Jesus Christ will certainly bring just judgment. The Gospel – the announcement of Jesus Christ’s coming, death, resurrection, and ascension – is very bad news for those who are doing well in this world. The kingdom he announces is an upside-down kingdom, where the poor, those who mourn, those who hunger and thirst become the “blessed” or “happy.” Jesus is the Risen Victim, the Just Judge, the One with a sword coming out of his mouth. He does not rise, then go on vacation. He rises to rule. From his place of rule he welcomed Stephen, he rescued Peter from prison, he healed and commissioned Paul, he struck the proud Herod to the ground, dead. The creed tells us that Christ is at the right hand of the Father, and “thence he shall come, to judge the living and the dead.” Justice is coming for Americans and Africans, blacks and whites. Justice is coming to those who cry out, “Our soul has had more than enough of the scorn of those who are at ease, of the contempt of the proud,” (Psalm 123:4).

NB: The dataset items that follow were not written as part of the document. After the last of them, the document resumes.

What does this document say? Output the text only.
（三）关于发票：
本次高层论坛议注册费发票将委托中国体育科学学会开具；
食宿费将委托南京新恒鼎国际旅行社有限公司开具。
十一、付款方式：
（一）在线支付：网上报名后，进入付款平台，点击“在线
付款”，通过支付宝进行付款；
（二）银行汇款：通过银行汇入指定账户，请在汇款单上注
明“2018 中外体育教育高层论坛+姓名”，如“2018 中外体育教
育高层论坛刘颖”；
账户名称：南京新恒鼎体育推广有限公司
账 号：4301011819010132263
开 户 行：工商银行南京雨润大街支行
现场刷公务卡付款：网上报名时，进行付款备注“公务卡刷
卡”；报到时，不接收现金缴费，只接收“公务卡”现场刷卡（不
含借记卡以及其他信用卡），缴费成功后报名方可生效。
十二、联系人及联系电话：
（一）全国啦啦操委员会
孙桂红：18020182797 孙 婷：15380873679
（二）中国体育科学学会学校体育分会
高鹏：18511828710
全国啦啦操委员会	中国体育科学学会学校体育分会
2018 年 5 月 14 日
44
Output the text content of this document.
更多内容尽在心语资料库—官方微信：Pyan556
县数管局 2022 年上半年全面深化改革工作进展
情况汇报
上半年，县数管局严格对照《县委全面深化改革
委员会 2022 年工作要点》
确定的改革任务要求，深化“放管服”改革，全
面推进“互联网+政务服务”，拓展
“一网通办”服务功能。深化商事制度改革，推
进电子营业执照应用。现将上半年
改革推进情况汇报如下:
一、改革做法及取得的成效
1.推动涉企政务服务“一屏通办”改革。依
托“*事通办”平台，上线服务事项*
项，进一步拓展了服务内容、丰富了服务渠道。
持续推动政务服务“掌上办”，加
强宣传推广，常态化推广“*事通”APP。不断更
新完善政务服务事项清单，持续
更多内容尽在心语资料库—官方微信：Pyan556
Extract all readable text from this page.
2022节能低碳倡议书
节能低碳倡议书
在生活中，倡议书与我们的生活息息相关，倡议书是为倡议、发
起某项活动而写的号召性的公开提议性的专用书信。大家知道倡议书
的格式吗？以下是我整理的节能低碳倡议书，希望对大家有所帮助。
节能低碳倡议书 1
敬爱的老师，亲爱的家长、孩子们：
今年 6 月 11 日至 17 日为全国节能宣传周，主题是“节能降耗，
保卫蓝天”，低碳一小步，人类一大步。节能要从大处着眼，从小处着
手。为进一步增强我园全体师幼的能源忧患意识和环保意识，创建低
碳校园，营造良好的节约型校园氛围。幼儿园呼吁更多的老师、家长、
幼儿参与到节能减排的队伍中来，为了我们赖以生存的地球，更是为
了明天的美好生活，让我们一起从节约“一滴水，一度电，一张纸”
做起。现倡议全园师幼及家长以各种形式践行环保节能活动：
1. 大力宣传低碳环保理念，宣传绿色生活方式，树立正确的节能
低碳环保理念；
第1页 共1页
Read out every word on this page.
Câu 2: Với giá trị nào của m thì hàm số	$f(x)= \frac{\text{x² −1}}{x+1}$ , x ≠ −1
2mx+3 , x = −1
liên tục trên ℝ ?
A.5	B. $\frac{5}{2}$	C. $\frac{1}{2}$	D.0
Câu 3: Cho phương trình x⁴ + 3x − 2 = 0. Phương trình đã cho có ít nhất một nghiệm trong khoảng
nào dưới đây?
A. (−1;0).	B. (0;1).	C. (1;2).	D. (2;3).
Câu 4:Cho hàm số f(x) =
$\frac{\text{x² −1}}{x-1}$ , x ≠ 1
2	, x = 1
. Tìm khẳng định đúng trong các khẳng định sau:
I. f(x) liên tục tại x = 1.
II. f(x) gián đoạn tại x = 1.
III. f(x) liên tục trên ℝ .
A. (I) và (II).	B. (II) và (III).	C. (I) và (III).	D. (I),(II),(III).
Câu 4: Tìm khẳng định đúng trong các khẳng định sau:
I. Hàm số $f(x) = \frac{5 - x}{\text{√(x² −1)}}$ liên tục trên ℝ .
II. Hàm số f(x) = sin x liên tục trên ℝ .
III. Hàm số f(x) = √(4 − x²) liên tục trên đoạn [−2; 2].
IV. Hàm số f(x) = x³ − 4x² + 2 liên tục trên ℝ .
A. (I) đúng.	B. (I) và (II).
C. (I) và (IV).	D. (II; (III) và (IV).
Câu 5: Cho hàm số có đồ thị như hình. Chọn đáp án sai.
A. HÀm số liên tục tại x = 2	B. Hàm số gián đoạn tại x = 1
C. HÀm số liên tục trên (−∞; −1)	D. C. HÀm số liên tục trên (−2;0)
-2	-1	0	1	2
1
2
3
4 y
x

This is the good news. This is why, as Cornel West has said, there is no black Al Qaeda. Christians trust Jesus to make things right. Black Christians live out the hope of the gospel in a more tangible and powerful way than anyone else in precisely this way: by their near-total refusal to take up arms against their oppressors, they have demonstrated not weakness but faith in the God who judges justly. I want to be clear: this trust in God’s just judgment does not replace righteous action, the quest for justice in this world. Rather, it is the only proper foundation for justice-seeking: it shows us what justice looks like, whether we are in charge, or under authority, or both.
So what we should do, if we believe these things? Well, that’s a bigger conversation, and maybe another pastoral letter. In the meantime, let me suggest some more reading. Pastor Thabiti Anyabwile, a black Reformed pastor and respected author, has been writing a lot at the Gospel Coalition website. Start here, then here, here, here in response to Voddie Baucham, here, here, here, here, and here. Rapper and outspoken Christian Lecrae spoke here to white silence on the subject of police oppression of blacks. (His music, by the way, is outstanding.) Finally, a Facebook post by New Orleans Saints football player Benjamin Watson.
God bless you. Peace be upon the people of God.